Établir un chemin naturel

Il y a des techniques qui utilisent le subconscient pour établir un chemin naturel pour le joueur. Parmi ces techniques, on trouve :

— la lumière, l'œil humain est naturellement attiré vers elle par contraste

— les mouvements, l'œil va regarder là où il y a des choses qui bougent

— la caméra, qui va forcer une direction pour le joueur

— la couleur, en effet, si une couleur est utilisée de manière constante pour une action, elle devient remarquable (Mirror's Edge)

— le son, la curiosité nous poussant à aller regarder d'où cela vient

— les flèches, car c'est leur but

— la composition picturale, qui grâce à ses règles de lignes directrices et points de fuite vont diriger l'œil

— l'affordance, qui est la faculté d'un objet à exprimer son utilité par sa forme

L'exemple du tutoriel

Miyamoto explique comment il a designé le monde 1-1 de Super Mario Bros.

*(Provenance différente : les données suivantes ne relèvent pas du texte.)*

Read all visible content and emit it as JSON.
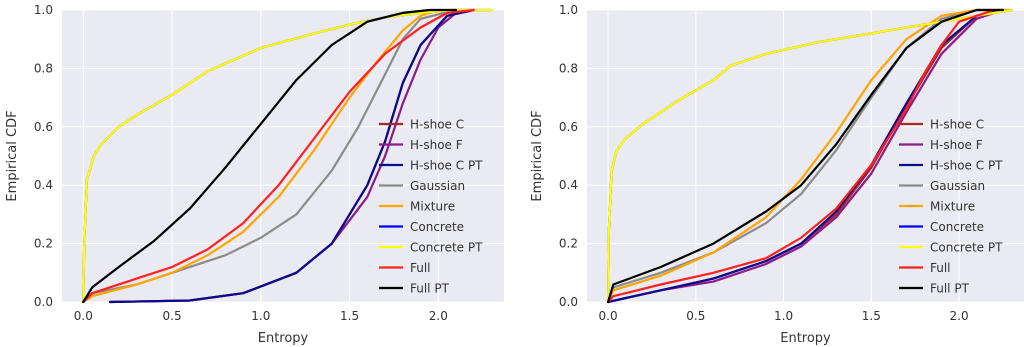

Un bon tutoriel est un tutoriel qui ne se remarque pas. Dans certains jeux, le joueur va arriver et se dire "oh flûte, le tutoriel…". Le but est qu'il commence le jeu, et qu'il puisse faire directement des actions dans un environnement non dangereux. Quand le joueur apprend les mécaniques de base du jeu dans des conditions réelles, c'est là que le jeu est intéressant.

Parmi les options possibles, il est possible de désactiver toutes les touches à part celles que l'on veut enseigner. Ainsi, le joueur est obligé d'appuyer sur la bonne touche pour continuer le déroulement du jeu, il voit l'action associée et aucun doute n'est possible. Si texte il doit y avoir, il doit être court et réduit à son strict minimum. Les joueurs ont la fâcheuse tendance à ne JAMAIS lire ce que vous écrirez.
Le pire qu'il puisse arriver est une longue série de textes sans démonstration. Il faut toujours que le joueur comprenne ce qui est associé à une touche, à un texte, à une action. Si vous écrivez "vous pouvez sauter avec X", faites immédiatement une action liée à celle-ci.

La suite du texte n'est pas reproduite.